Culinary Crush




Cooking Up Some Love


By Angela Blue

Cooking is like love; it should be entered into with abandon or not at all.
-Harriet Van Horne

I consider myself to be sort of a MacGyver chef. Nearly every food I prepare requires some sort of last minute adjusting, covering up or reconstructing but I’m pretty resourceful, and I’m not one to give up easily. Last year for my boyfriend’s birthday, when I attempted Martha Stewart’s 36-layer crepe with homemade hazelnut filling in between each layer, I barely cried when the whole thing toppled over. I simply stood it back up, dumped it in a bowl and froze it overnight. Voila! Hazelnut ice cream, anyone?

A few weeks ago, I was offered the opportunity to take a Casual Gourmet class at the Culinary Institute in Norfolk. Since I’d never had any formal training in the kitchen besides watching my mother cook (who will always be the top chef in my book), I jumped at the chance. The class was titled Cooking for Singles, and although I’m not a single, I was eager to learn some new techniques to use in the kitchen while preparing a Valentine’s dinner for my now fiancé all by myself.

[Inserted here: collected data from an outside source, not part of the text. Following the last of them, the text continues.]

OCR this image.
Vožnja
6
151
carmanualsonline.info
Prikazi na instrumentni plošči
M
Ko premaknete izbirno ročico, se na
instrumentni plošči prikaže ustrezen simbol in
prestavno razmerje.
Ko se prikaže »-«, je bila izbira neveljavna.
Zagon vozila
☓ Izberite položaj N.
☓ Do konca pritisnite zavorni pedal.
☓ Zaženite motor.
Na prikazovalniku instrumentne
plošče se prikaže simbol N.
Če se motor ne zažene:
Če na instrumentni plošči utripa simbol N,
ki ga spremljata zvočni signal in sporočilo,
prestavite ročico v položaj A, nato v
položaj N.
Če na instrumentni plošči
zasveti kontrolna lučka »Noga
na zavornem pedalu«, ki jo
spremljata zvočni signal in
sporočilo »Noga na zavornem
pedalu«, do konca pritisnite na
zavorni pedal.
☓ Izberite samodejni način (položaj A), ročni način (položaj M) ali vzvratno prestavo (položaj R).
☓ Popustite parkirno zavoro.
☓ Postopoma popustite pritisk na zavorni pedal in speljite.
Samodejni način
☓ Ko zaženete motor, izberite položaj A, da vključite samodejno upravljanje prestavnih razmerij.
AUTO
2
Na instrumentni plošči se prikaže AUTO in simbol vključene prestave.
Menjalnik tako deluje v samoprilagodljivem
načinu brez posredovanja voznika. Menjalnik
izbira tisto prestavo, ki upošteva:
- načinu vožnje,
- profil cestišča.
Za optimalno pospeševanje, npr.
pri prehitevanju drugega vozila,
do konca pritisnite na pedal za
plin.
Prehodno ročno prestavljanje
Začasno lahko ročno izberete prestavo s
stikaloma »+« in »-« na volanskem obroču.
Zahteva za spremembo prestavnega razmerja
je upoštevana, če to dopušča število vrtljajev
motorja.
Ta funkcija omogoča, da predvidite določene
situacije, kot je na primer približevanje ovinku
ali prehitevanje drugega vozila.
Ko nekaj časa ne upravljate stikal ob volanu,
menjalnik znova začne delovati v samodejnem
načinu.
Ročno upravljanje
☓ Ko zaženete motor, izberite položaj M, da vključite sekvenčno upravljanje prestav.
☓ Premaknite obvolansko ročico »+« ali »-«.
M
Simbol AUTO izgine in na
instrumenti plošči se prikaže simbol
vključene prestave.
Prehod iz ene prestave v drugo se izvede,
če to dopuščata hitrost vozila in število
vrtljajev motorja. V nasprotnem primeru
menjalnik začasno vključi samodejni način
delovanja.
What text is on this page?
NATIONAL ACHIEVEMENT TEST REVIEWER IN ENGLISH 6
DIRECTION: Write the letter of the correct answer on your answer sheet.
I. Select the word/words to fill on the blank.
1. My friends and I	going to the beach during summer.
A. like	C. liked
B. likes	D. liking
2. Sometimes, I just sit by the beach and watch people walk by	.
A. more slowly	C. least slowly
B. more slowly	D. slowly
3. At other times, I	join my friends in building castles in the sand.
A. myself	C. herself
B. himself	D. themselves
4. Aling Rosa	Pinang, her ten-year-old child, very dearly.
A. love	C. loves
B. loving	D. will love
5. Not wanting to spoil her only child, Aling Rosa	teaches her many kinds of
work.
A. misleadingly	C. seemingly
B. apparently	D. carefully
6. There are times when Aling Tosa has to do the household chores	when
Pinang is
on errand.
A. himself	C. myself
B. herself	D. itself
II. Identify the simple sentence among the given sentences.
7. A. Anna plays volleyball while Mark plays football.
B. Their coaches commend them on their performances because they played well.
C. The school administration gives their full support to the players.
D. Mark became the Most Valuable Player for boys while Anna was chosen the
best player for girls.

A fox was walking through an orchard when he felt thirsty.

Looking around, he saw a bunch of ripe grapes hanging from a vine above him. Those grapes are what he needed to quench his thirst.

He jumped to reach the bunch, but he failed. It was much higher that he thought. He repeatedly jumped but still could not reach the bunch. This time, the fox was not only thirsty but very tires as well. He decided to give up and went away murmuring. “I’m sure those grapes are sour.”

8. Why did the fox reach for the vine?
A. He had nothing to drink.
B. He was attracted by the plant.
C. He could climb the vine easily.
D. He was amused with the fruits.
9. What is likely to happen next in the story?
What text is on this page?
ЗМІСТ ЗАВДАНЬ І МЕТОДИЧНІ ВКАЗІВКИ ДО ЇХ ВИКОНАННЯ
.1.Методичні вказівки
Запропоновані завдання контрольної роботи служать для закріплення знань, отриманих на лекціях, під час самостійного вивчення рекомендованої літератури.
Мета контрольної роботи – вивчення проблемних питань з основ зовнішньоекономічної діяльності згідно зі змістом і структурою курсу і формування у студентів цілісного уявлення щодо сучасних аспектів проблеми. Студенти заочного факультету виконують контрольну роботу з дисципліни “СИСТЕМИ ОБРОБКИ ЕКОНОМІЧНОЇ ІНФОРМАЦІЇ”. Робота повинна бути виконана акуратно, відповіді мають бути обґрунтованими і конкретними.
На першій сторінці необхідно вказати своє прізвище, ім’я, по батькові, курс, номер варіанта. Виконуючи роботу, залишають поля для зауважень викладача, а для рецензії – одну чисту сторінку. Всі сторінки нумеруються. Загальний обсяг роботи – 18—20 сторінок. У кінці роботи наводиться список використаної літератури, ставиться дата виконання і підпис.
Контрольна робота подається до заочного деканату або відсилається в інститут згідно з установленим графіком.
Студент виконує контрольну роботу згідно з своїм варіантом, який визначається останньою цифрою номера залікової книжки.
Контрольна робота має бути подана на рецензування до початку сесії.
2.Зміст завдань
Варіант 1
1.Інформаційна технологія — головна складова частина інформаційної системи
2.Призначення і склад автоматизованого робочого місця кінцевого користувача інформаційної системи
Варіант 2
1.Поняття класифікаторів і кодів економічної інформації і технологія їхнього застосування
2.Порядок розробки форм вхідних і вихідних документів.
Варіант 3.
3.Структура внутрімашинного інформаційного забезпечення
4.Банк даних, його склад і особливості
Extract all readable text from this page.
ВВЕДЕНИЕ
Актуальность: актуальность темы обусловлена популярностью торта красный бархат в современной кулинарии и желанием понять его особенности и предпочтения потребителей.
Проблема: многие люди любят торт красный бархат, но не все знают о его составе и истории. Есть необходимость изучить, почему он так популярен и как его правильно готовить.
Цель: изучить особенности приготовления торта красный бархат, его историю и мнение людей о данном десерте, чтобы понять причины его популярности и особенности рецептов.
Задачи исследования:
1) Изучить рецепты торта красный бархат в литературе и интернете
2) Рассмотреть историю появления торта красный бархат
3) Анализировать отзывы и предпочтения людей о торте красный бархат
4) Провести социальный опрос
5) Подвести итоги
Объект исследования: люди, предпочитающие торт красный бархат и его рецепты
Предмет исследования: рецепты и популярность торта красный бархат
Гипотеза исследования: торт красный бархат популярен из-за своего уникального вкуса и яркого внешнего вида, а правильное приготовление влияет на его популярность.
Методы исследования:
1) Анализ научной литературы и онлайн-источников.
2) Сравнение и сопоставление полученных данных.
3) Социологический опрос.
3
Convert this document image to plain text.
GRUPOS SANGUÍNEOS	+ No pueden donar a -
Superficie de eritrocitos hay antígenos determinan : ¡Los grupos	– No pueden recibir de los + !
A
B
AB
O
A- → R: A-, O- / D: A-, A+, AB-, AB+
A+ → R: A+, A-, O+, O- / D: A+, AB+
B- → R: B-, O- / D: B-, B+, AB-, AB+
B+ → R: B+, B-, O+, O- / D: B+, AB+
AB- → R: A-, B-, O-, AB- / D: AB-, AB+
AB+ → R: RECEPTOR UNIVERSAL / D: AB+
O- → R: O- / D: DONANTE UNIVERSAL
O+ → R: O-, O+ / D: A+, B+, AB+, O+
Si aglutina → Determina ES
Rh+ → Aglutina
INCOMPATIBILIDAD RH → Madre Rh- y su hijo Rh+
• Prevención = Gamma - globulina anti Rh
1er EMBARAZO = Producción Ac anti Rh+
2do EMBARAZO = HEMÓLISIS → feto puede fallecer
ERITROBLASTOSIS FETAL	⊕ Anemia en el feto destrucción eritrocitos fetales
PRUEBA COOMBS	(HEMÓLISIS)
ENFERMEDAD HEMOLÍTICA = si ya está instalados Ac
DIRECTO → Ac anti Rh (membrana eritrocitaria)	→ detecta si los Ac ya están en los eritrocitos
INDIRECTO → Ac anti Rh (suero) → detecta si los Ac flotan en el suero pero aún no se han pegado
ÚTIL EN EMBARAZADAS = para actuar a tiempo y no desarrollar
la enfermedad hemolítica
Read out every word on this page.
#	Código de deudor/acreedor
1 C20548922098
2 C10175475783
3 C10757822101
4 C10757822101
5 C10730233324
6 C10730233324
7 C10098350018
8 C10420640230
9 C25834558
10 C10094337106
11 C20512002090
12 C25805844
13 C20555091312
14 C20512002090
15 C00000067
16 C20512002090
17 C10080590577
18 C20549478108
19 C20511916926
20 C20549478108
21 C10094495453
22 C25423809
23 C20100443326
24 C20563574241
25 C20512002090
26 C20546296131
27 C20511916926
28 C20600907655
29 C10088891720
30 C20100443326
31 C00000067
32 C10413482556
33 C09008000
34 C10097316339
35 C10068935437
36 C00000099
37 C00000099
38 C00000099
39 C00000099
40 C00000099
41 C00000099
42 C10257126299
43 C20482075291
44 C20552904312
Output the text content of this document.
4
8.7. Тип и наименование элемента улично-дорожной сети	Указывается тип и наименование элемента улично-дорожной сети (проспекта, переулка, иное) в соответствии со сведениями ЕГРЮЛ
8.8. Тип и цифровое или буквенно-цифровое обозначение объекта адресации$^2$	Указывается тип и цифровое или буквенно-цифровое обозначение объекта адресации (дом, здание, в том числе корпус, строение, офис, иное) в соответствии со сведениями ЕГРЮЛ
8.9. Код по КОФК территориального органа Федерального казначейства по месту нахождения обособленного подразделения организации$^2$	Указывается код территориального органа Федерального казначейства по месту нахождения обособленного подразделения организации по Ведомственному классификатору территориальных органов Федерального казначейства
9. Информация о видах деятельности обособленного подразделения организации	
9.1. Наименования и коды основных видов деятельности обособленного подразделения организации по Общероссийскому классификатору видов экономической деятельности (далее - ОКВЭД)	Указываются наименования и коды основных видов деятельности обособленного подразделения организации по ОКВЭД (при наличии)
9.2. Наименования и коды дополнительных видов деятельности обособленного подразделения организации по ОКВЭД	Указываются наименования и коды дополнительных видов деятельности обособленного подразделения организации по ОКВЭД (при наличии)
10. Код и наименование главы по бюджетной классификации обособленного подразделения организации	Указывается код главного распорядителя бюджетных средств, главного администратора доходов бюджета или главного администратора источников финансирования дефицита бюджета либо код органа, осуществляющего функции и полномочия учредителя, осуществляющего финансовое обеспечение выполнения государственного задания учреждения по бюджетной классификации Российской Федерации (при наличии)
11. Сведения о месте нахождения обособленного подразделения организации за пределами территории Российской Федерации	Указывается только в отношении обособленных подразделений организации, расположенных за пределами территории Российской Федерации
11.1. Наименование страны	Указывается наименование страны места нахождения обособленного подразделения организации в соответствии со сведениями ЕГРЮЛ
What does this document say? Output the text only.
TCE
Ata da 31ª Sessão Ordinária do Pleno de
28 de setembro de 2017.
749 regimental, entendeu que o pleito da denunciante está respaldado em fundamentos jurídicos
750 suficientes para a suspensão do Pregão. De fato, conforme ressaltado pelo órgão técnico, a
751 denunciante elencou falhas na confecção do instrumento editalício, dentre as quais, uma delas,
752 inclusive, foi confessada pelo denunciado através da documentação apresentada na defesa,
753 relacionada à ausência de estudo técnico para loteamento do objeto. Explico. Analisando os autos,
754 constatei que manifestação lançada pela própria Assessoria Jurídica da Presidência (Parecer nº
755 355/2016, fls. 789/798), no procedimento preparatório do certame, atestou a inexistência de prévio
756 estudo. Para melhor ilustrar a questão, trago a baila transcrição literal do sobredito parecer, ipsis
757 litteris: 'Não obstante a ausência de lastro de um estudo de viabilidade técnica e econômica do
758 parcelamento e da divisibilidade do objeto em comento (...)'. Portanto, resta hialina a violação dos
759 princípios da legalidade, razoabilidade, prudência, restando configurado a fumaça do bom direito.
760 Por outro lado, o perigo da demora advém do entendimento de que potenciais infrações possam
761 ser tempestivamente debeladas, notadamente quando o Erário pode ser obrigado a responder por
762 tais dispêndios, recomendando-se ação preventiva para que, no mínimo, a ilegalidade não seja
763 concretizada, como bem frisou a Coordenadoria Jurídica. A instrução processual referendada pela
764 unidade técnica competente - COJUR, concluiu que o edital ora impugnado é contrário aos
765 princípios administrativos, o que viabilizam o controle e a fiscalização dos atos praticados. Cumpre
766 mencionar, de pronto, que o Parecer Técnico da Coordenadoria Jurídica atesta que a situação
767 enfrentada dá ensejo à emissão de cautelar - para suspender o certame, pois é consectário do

When I arrived at the institute and found my way to the class, I was able to score a spot right up front near Executive Chef Austin Wadsworth. He began by introducing himself, then having each student do the same. It was a small class, approximately nine students and at least four other chefs to assist. After we all told our names and occupations, Wadsworth noted the different stations set up around the room where we would all take turns learning to prepare potstickers, stir-fry, miso soup and my personal favorite: sushi.

For me, sushi is one of the most amazing foods created. First of all, it’s an art. The way it’s arranged on a platter, the various colors, shapes, textures and overall appearance is just as important as the way it tastes. And, oh, the taste! There’s the spongy consistency of the rice mixed with the smooth flavor of fish along with a crispy bite of cucumber that makes it a sensation for the senses.

As much as I love to indulge in sushi (and do so quite often), it’s something I never would have attempted to make on my own. Sure, I’ve bought a step-by-step instructional DVD and bamboo mat along with a fancy set of chopsticks, but it’s just one of those things I could imagine myself doing but never followed through with, much like joining roller derby or learning to speak French.

Since I was so enthusiastic to learn this seemingly unattainable skill, I began the class at the sushi station. Wadsworth instructed us how to make sushi rolled inside the nori as well as inside out sushi. All of the fillings had been cut and prepared, and there were many to choose from including tuna, salmon, avocado, carrot, cucumber, cream cheese, scallions and asparagus. Once we spread the rice on the nori and placed our favorite fillings on top, Wadsworth showed us the most important step: how to roll. Of course he made it look effortless—my roll didn’t turn out so pretty, but I think it’s because I got overly excited at all the choices of filling that I tried to put too much. However, the chefs were very helpful and patient, offering advice without making the students feel naive. My sushi roll was even salvaged with a bit of “MacGyvering” from one of the chefs who took some of the stuffing out and filled in some places where I’d forgotten to put rice.

After mastering (or at least attempting) the art of sushi, every other station seemed like a breeze, and the friendly chefs were eager to instruct and assist at each one. I had the assumption that since I was a novice, I might feel out of place or unworthy to be in a kitchen alongside these trained professionals, but it was quite the opposite. For them, cooking isn’t just a career—it’s a passion.

Chef Wadsworth explained that when we cook something, we cook it with love. “What you love to eat is what you cook,” he said. “You cook with the people that you love.” These words from the chef enticed me to ask my fiancé to join me in the kitchen so we could make our Valentine’s meal together. We uncorked a bottle of wine, put on some music and prepared one of the best meals I’ve ever had. We didn’t attempt the sushi, although now I’m not afraid to, thanks to the chefs at the Culinary Institute. I learned that cooking together is an intimate experience that’s almost as much fun as eating. And just like love, you’re bound to make mistakes but as long as the flame is still burning, there’s a chance to create something wonderful.